Im Kollegjahr 1986/1987 war Boockmann als Forschungsstipendiat am Historischen Kolleg in München.[3] An der Humboldt-Universität Berlin hielt er im November 1992 seine Antrittsvorlesung über Bürgerkirchen im späteren Mittelalter.[4] In Berlin leistete er Aufbauhilfe für die Geschichtswissenschaft.

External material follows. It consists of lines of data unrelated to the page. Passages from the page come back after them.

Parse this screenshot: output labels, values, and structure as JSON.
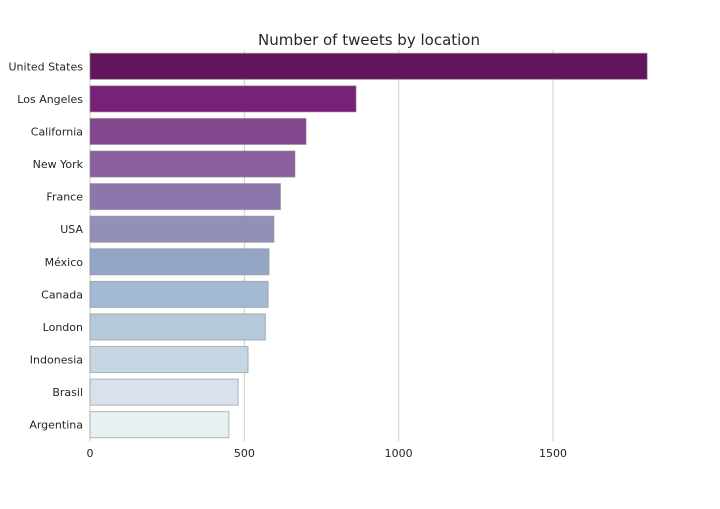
{
  "chart_data": {
    "type": "bar",
    "orientation": "horizontal",
    "title": "Number of tweets by location",
    "xlabel": "",
    "ylabel": "",
    "categories": [
      "United States",
      "Los Angeles",
      "California",
      "New York",
      "France",
      "USA",
      "México",
      "Canada",
      "London",
      "Indonesia",
      "Brasil",
      "Argentina"
    ],
    "values": [
      1805,
      862,
      700,
      664,
      617,
      596,
      580,
      577,
      568,
      512,
      480,
      450
    ],
    "xlim": [
      0,
      1960
    ],
    "xticks": [
      0,
      500,
      1000,
      1500
    ],
    "xtick_labels": [
      "0",
      "500",
      "1000",
      "1500"
    ],
    "grid": "vertical lines",
    "colors": [
      "#62145c",
      "#782277",
      "#82478f",
      "#8a5f9e",
      "#8c76ac",
      "#9190b7",
      "#95a5c6",
      "#a2bad3",
      "#b5c9da",
      "#c6d6e3",
      "#d9e2ec",
      "#e8f0f4"
    ]
  }
}
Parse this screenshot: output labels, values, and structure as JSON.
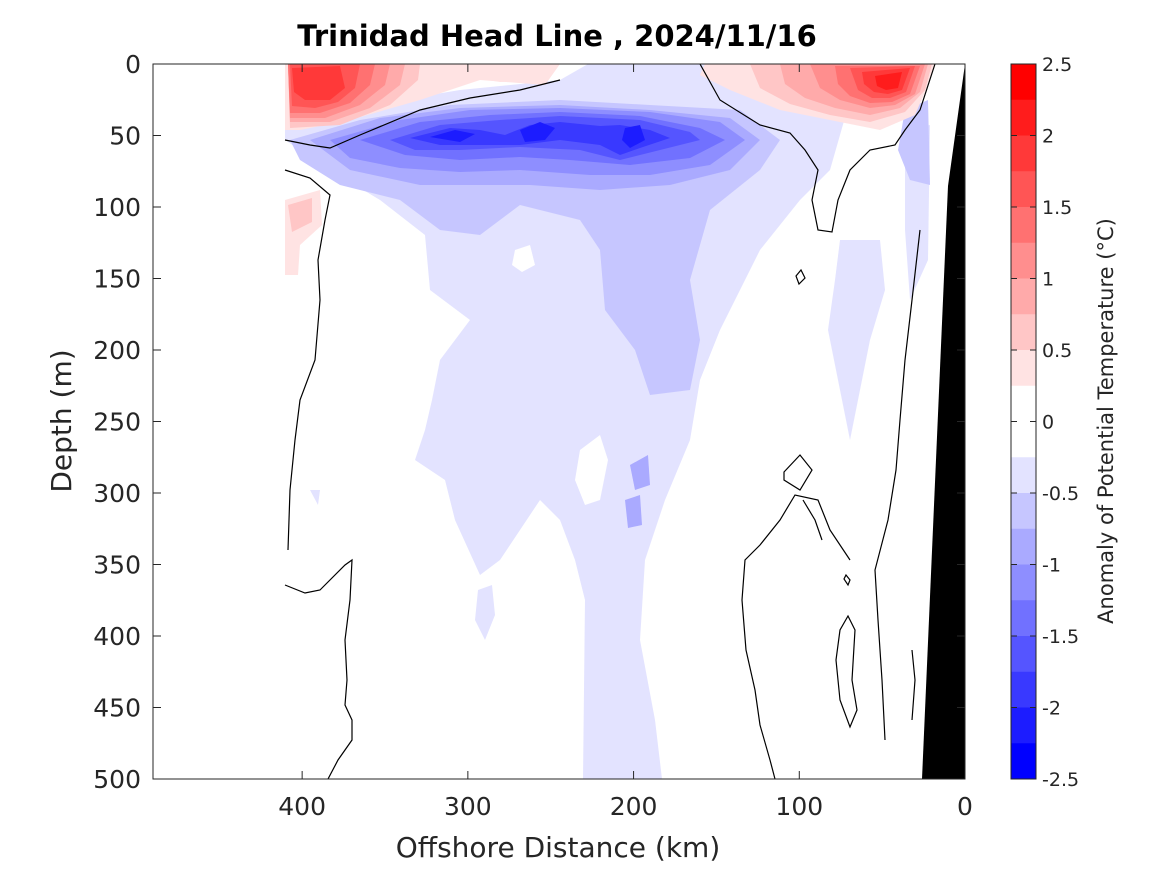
{
  "chart_data": {
    "type": "heatmap",
    "title": "Trinidad Head Line , 2024/11/16",
    "xlabel": "Offshore Distance (km)",
    "ylabel": "Depth (m)",
    "xlim": [
      490,
      0
    ],
    "ylim": [
      500,
      0
    ],
    "x_reversed": true,
    "y_reversed": true,
    "x_ticks": [
      400,
      300,
      200,
      100,
      0
    ],
    "x_tick_labels": [
      "400",
      "300",
      "200",
      "100",
      "0"
    ],
    "y_ticks": [
      0,
      50,
      100,
      150,
      200,
      250,
      300,
      350,
      400,
      450,
      500
    ],
    "y_tick_labels": [
      "0",
      "50",
      "100",
      "150",
      "200",
      "250",
      "300",
      "350",
      "400",
      "450",
      "500"
    ],
    "grid": false,
    "colorbar": {
      "label": "Anomaly of Potential Temperature (°C)",
      "range": [
        -2.5,
        2.5
      ],
      "ticks": [
        2.5,
        2,
        1.5,
        1,
        0.5,
        0,
        -0.5,
        -1,
        -1.5,
        -2,
        -2.5
      ],
      "tick_labels": [
        "2.5",
        "2",
        "1.5",
        "1",
        "0.5",
        "0",
        "-0.5",
        "-1",
        "-1.5",
        "-2",
        "-2.5"
      ],
      "levels": [
        {
          "from": 2.25,
          "to": 2.5,
          "color": "#ff0000"
        },
        {
          "from": 2.0,
          "to": 2.25,
          "color": "#ff1c1c"
        },
        {
          "from": 1.75,
          "to": 2.0,
          "color": "#ff3939"
        },
        {
          "from": 1.5,
          "to": 1.75,
          "color": "#ff5555"
        },
        {
          "from": 1.25,
          "to": 1.5,
          "color": "#ff7171"
        },
        {
          "from": 1.0,
          "to": 1.25,
          "color": "#ff8e8e"
        },
        {
          "from": 0.75,
          "to": 1.0,
          "color": "#ffaaaa"
        },
        {
          "from": 0.5,
          "to": 0.75,
          "color": "#ffc6c6"
        },
        {
          "from": 0.25,
          "to": 0.5,
          "color": "#ffe3e3"
        },
        {
          "from": 0.0,
          "to": 0.25,
          "color": "#ffffff"
        },
        {
          "from": -0.25,
          "to": 0.0,
          "color": "#ffffff"
        },
        {
          "from": -0.5,
          "to": -0.25,
          "color": "#e3e3ff"
        },
        {
          "from": -0.75,
          "to": -0.5,
          "color": "#c6c6ff"
        },
        {
          "from": -1.0,
          "to": -0.75,
          "color": "#aaaaff"
        },
        {
          "from": -1.25,
          "to": -1.0,
          "color": "#8e8eff"
        },
        {
          "from": -1.5,
          "to": -1.25,
          "color": "#7171ff"
        },
        {
          "from": -1.75,
          "to": -1.5,
          "color": "#5555ff"
        },
        {
          "from": -2.0,
          "to": -1.75,
          "color": "#3939ff"
        },
        {
          "from": -2.25,
          "to": -2.0,
          "color": "#1c1cff"
        },
        {
          "from": -2.5,
          "to": -2.25,
          "color": "#0000ff"
        }
      ]
    },
    "features": [
      {
        "name": "warm-nearshore-core",
        "x": 45,
        "depth": 12,
        "anomaly": 2.1
      },
      {
        "name": "warm-offshore-core",
        "x": 395,
        "depth": 25,
        "anomaly": 1.9
      },
      {
        "name": "cold-core-310km",
        "x": 310,
        "depth": 52,
        "anomaly": -2.0
      },
      {
        "name": "cold-core-255km",
        "x": 255,
        "depth": 48,
        "anomaly": -2.2
      },
      {
        "name": "cold-core-200km",
        "x": 200,
        "depth": 55,
        "anomaly": -1.9
      }
    ],
    "bathymetry_color": "#000000"
  }
}
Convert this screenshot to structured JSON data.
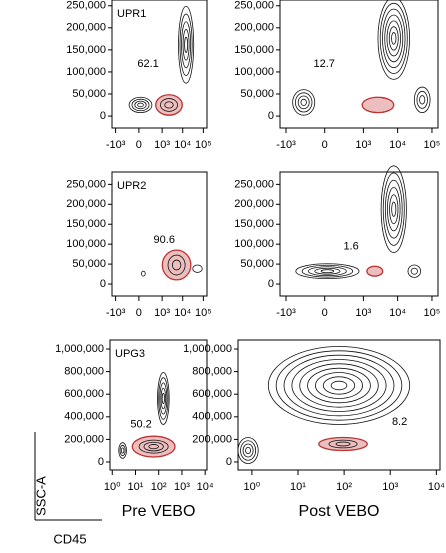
{
  "chart_data": [
    {
      "type": "contour",
      "label": "UPR1",
      "annotation": 62.1,
      "xscale": "biex",
      "xlim": [
        -1500,
        150000
      ],
      "xticks": [
        {
          "value": -1000,
          "label": "-10³"
        },
        0,
        {
          "value": 1000,
          "label": "10³"
        },
        {
          "value": 10000,
          "label": "10⁴"
        },
        {
          "value": 100000,
          "label": "10⁵"
        }
      ],
      "ylim": [
        -27000,
        263000
      ],
      "yticks": [
        0,
        {
          "value": 50000,
          "label": "50,000"
        },
        {
          "value": 100000,
          "label": "100,000"
        },
        {
          "value": 150000,
          "label": "150,000"
        },
        {
          "value": 200000,
          "label": "200,000"
        },
        {
          "value": 250000,
          "label": "250,000"
        }
      ]
    },
    {
      "type": "contour",
      "annotation": 12.7,
      "xscale": "biex",
      "xlim": [
        -1500,
        150000
      ],
      "xticks": [
        {
          "value": -1000,
          "label": "-10³"
        },
        0,
        {
          "value": 1000,
          "label": "10³"
        },
        {
          "value": 10000,
          "label": "10⁴"
        },
        {
          "value": 100000,
          "label": "10⁵"
        }
      ],
      "ylim": [
        -27000,
        263000
      ],
      "yticks": [
        0,
        {
          "value": 50000,
          "label": "50,000"
        },
        {
          "value": 100000,
          "label": "100,000"
        },
        {
          "value": 150000,
          "label": "150,000"
        },
        {
          "value": 200000,
          "label": "200,000"
        },
        {
          "value": 250000,
          "label": "250,000"
        }
      ]
    },
    {
      "type": "contour",
      "label": "UPR2",
      "annotation": 90.6,
      "xscale": "biex",
      "xlim": [
        -1500,
        150000
      ],
      "xticks": [
        {
          "value": -1000,
          "label": "-10³"
        },
        0,
        {
          "value": 1000,
          "label": "10³"
        },
        {
          "value": 10000,
          "label": "10⁴"
        },
        {
          "value": 100000,
          "label": "10⁵"
        }
      ],
      "ylim": [
        -30000,
        281000
      ],
      "yticks": [
        0,
        {
          "value": 50000,
          "label": "50,000"
        },
        {
          "value": 100000,
          "label": "100,000"
        },
        {
          "value": 150000,
          "label": "150,000"
        },
        {
          "value": 200000,
          "label": "200,000"
        },
        {
          "value": 250000,
          "label": "250,000"
        }
      ]
    },
    {
      "type": "contour",
      "annotation": 1.6,
      "xscale": "biex",
      "xlim": [
        -1500,
        150000
      ],
      "xticks": [
        {
          "value": -1000,
          "label": "-10³"
        },
        0,
        {
          "value": 1000,
          "label": "10³"
        },
        {
          "value": 10000,
          "label": "10⁴"
        },
        {
          "value": 100000,
          "label": "10⁵"
        }
      ],
      "ylim": [
        -30000,
        281000
      ],
      "yticks": [
        0,
        {
          "value": 50000,
          "label": "50,000"
        },
        {
          "value": 100000,
          "label": "100,000"
        },
        {
          "value": 150000,
          "label": "150,000"
        },
        {
          "value": 200000,
          "label": "200,000"
        },
        {
          "value": 250000,
          "label": "250,000"
        }
      ]
    },
    {
      "type": "contour",
      "label": "UPG3",
      "annotation": 50.2,
      "xscale": "log",
      "xlabel": "Pre VEBO",
      "xlim": [
        0.8,
        12000
      ],
      "xticks": [
        {
          "value": 1,
          "label": "10⁰"
        },
        {
          "value": 10,
          "label": "10¹"
        },
        {
          "value": 100,
          "label": "10²"
        },
        {
          "value": 1000,
          "label": "10³"
        },
        {
          "value": 10000,
          "label": "10⁴"
        }
      ],
      "ylim": [
        -71000,
        1080000
      ],
      "yticks": [
        0,
        {
          "value": 200000,
          "label": "200,000"
        },
        {
          "value": 400000,
          "label": "400,000"
        },
        {
          "value": 600000,
          "label": "600,000"
        },
        {
          "value": 800000,
          "label": "800,000"
        },
        {
          "value": 1000000,
          "label": "1,000,000"
        }
      ]
    },
    {
      "type": "contour",
      "annotation": 8.2,
      "xscale": "log",
      "xlabel": "Post VEBO",
      "xlim": [
        0.5,
        12000
      ],
      "xticks": [
        {
          "value": 1,
          "label": "10⁰"
        },
        {
          "value": 10,
          "label": "10¹"
        },
        {
          "value": 100,
          "label": "10²"
        },
        {
          "value": 1000,
          "label": "10³"
        },
        {
          "value": 10000,
          "label": "10⁴"
        }
      ],
      "ylim": [
        -71000,
        1080000
      ],
      "yticks": [
        0,
        {
          "value": 200000,
          "label": "200,000"
        },
        {
          "value": 400000,
          "label": "400,000"
        },
        {
          "value": 600000,
          "label": "600,000"
        },
        {
          "value": 800000,
          "label": "800,000"
        },
        {
          "value": 1000000,
          "label": "1,000,000"
        }
      ]
    }
  ],
  "axes_key": {
    "y": "SSC-A",
    "x": "CD45"
  }
}
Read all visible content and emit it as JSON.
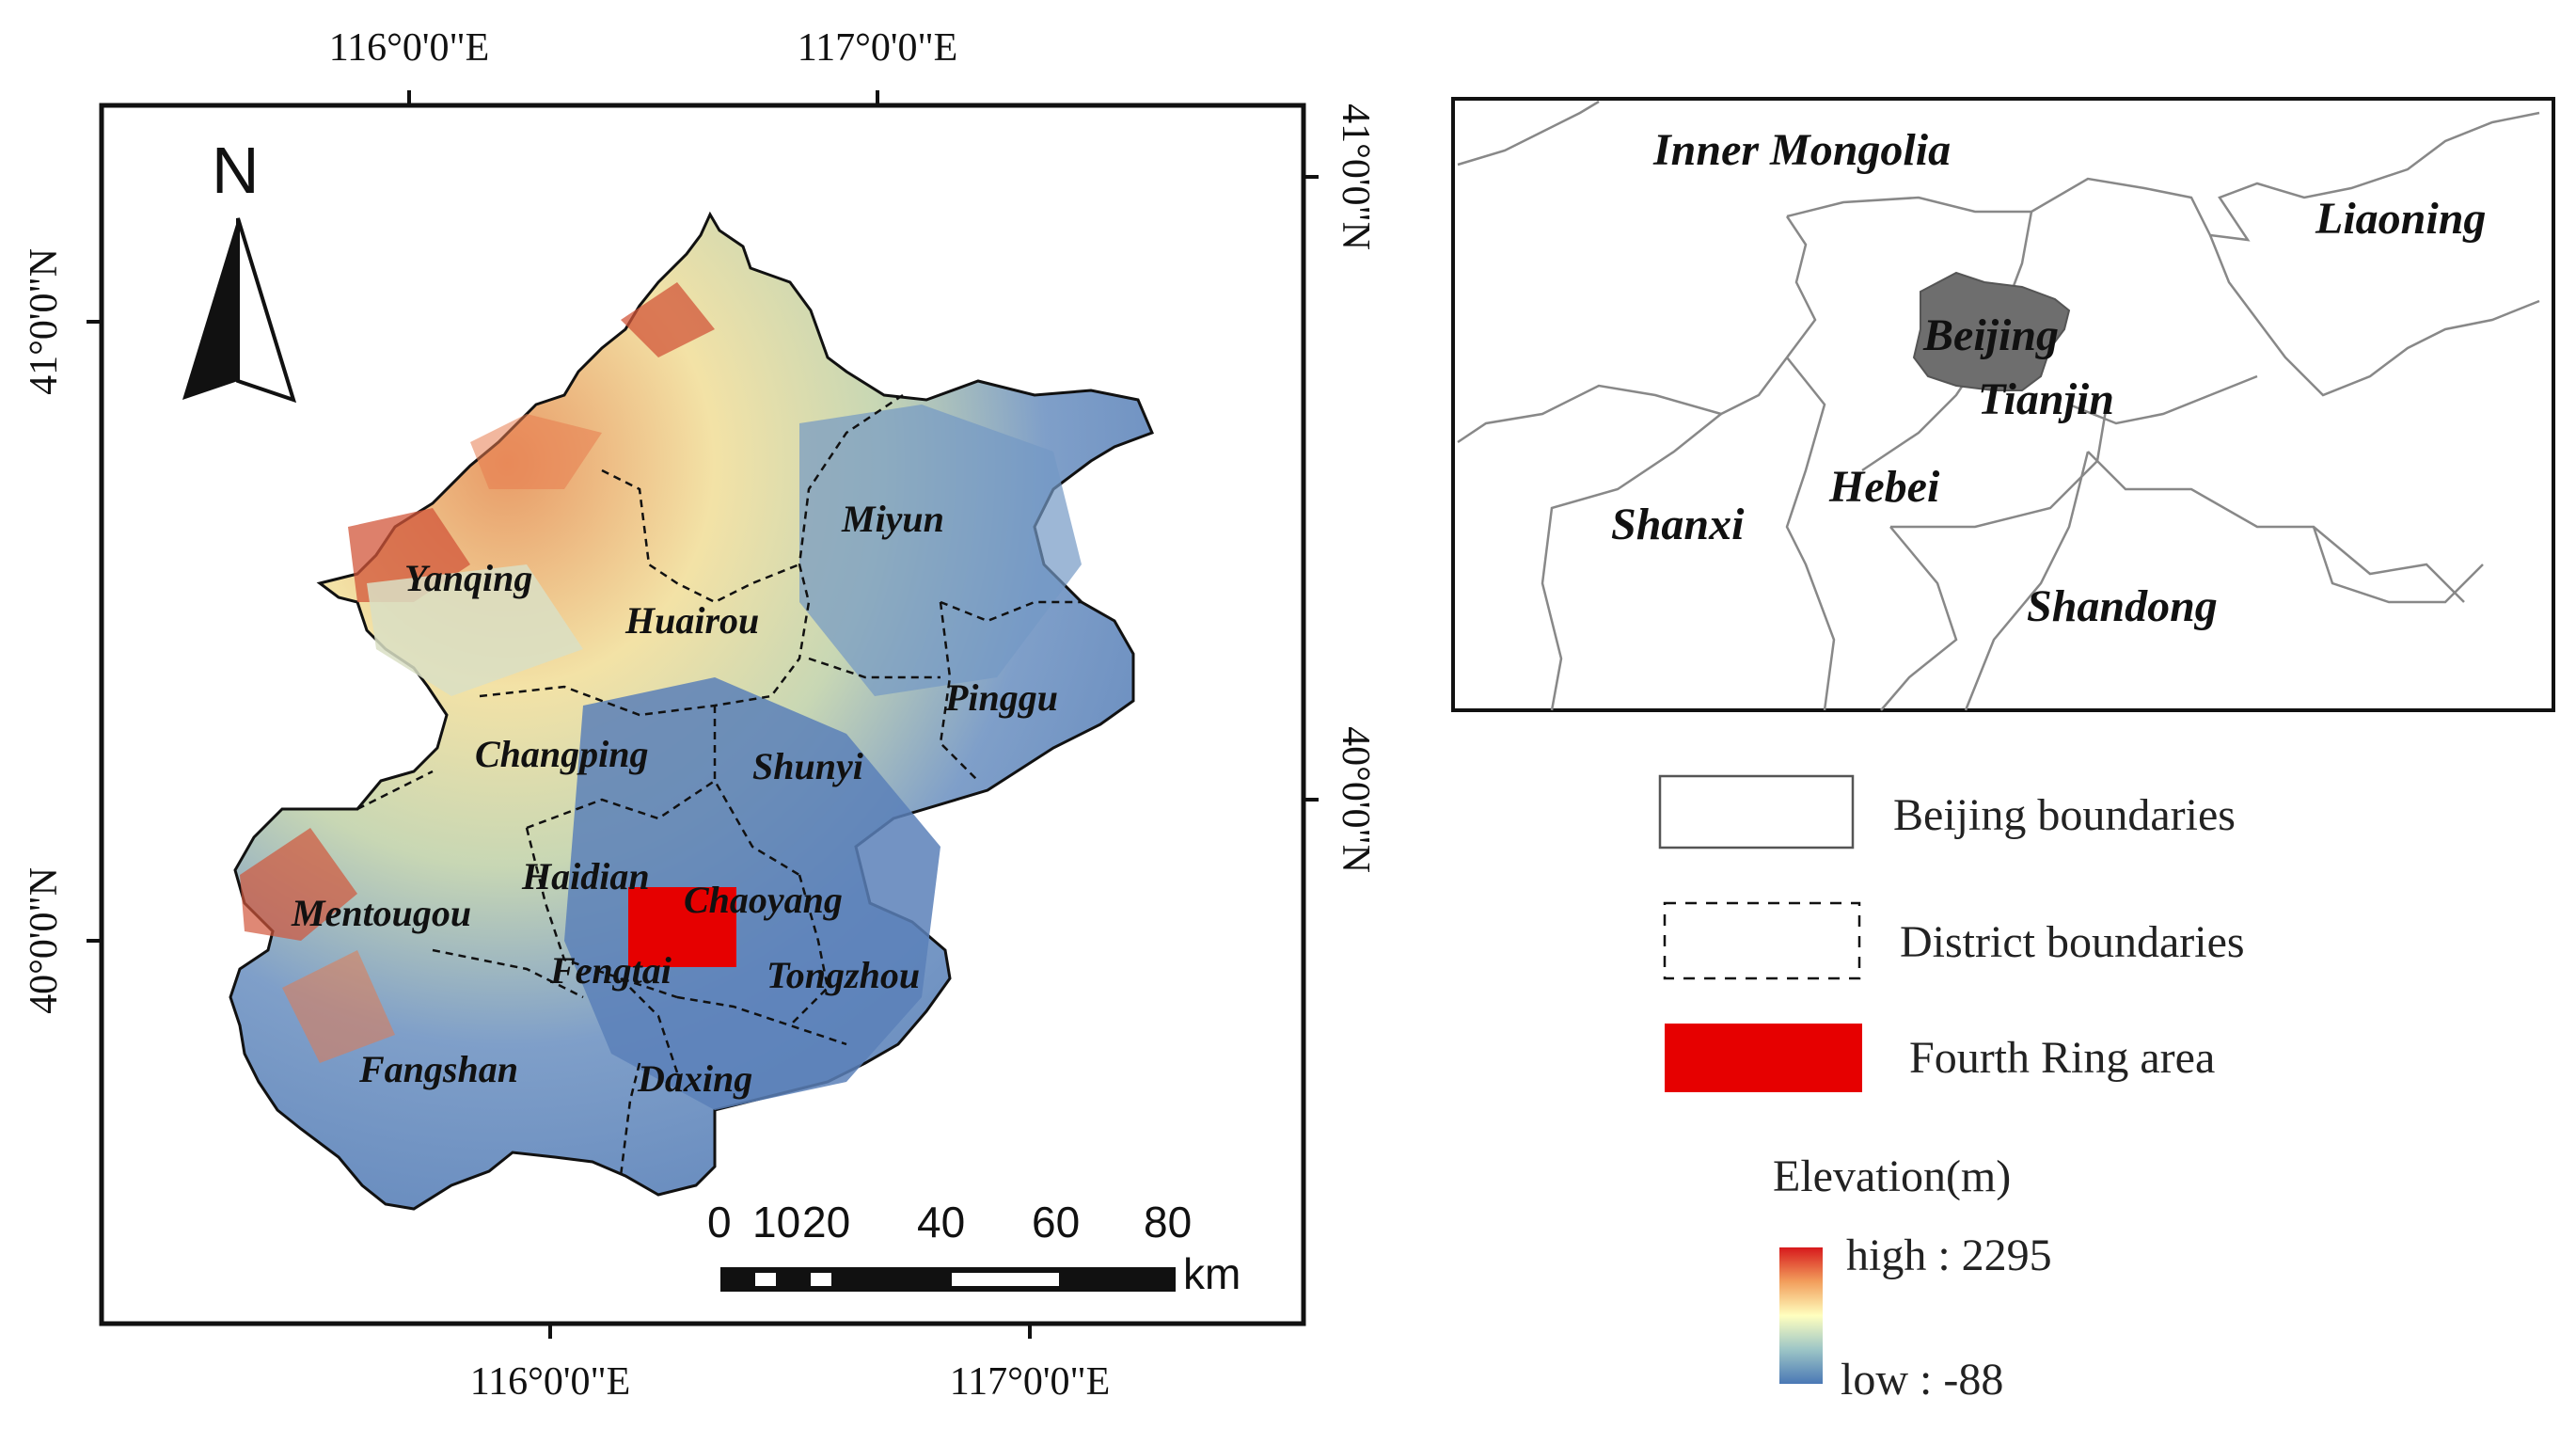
{
  "main_map": {
    "top_lon_labels": [
      "116°0'0\"E",
      "117°0'0\"E"
    ],
    "bottom_lon_labels": [
      "116°0'0\"E",
      "117°0'0\"E"
    ],
    "left_lat_labels": [
      "41°0'0\"N",
      "40°0'0\"N"
    ],
    "right_lat_labels": [
      "41°0'0\"N",
      "40°0'0\"N"
    ],
    "north_arrow": "N",
    "districts": [
      "Yanqing",
      "Huairou",
      "Miyun",
      "Pinggu",
      "Changping",
      "Shunyi",
      "Haidian",
      "Chaoyang",
      "Mentougou",
      "Fengtai",
      "Tongzhou",
      "Fangshan",
      "Daxing"
    ],
    "scale_bar": {
      "ticks": [
        "0",
        "10",
        "20",
        "40",
        "60",
        "80"
      ],
      "unit": "km"
    }
  },
  "inset_map": {
    "provinces": [
      "Inner Mongolia",
      "Liaoning",
      "Beijing",
      "Tianjin",
      "Shanxi",
      "Hebei",
      "Shandong"
    ]
  },
  "legend": {
    "items": [
      "Beijing boundaries",
      "District boundaries",
      "Fourth Ring area"
    ],
    "elevation_title": "Elevation(m)",
    "high_label": "high : 2295",
    "low_label": "low : -88"
  },
  "colors": {
    "fourth_ring": "#e60000",
    "beijing_inset": "#6e6e6e",
    "elev_high": "#d7191c",
    "elev_mid": "#ffffbf",
    "elev_low": "#2b83ba"
  }
}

Boockmann war Mitherausgeber der Zeitschrift Geschichte in Wissenschaft und Unterricht (seit 1987), der Göttingischen Gelehrten Anzeigen (seit 1988 zusammen mit Ulrich Schindel) und der Zeitschrift für Kunstgeschichte (seit 1988). Er war seit 1978 Mitglied der Zentraldirektion der Monumenta Germaniae Historica und seit 1987 ordentliches Mitglied der Akademie der Wissenschaften zu Göttingen. Boockmann arbeitete lange Jahre in der deutsch-polnischen Schulbuchkommission.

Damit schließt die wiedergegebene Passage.